Eisner: I don't know, because I haven't met with them yet, but we come from a place about story. It is story, story, story. It is emotion, it is humor, it makes you laugh, cry, whatever. We do not come from a technology platform, and we are not interested in a technology platform for anything other than to get it out there any more than I would have been interested in slow motion as the end product of sports coverage. What's interesting in a sport is the game. How you shoot it, and how you use technology, just makes it more attractive. But the game is the answer, and we're interested in the game, not the camera.

What do you see as your prime competitors?
Eisner: I have no idea. I suspect, at the end of the day, everyone will be competitors because...this is the growing-up of the Internet. Most companies, I would suspect, will be thinking about professionally produced product because, at the end of the day, I believe that is what the public will gravitate toward.
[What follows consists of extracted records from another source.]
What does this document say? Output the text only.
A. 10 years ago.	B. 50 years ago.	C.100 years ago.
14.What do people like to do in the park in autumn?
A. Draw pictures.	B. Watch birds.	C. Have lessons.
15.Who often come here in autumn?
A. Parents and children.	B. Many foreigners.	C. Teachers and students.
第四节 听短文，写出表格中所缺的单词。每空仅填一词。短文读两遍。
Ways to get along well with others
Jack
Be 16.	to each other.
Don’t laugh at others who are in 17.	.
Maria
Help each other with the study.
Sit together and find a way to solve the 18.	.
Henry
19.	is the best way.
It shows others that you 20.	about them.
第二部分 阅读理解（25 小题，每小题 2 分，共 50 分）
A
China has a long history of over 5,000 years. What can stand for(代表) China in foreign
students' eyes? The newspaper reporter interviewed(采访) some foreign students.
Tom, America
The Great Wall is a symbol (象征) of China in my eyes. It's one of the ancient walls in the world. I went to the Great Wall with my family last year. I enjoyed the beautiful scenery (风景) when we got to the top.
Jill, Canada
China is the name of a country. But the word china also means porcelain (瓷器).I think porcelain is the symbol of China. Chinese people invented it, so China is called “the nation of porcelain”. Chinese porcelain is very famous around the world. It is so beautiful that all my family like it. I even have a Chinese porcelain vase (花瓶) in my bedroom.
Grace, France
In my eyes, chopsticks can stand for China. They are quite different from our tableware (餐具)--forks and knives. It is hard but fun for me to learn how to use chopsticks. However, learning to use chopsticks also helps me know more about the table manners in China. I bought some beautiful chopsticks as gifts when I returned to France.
The conventional wisdom is that the mainstream media is getting outclassed by these Internet start-ups that are coming out of nowhere because supposedly the more established companies don't "get it" when it comes to the Internet. What would you say in response to that?
Eisner: I wouldn't underestimate the established media companies. There was a moment of time when I was running Disney that people were thinking we were troglodytes. The company's valued at $80 billion. I doubt whether people think of Disney or Time Warner or ABC or Fox, or any of these companies, as troglodytes anymore. There'll be new players for sure, but I wouldn't underestimate the Barry Dillers of the world, I wouldn't underestimate the players that have been successful in other arenas. They're certainly not fools, and they will see where this is going and will be significant, if not the most significant players...Maybe Vuguru will be one of (the start-ups) that finds this place in this crowd and becomes a major player at some point. I don't think it's any more about money. I think it's about style, and taste and editorial judgment. I think that's the new element that's coming into the world.

Out of curiosity, where did the name Vuguru come from?
Eisner: We just liked it. We came up with it internally. We liked the sound of it, we liked the idea that it had a sense of viewing in it, that it's the second person plural of French for "you," it just kind of sounded good, and looked good and felt good, and was original.

In closing, one thing that a lot of people are talking about when they talk about the intersection of mainstream media and the digital world is Steve Jobs' stake in Disney. What is your take on that now that you're going into your own Internet endeavor?
Eisner: This doesn't have anything to do with Steve Jobs.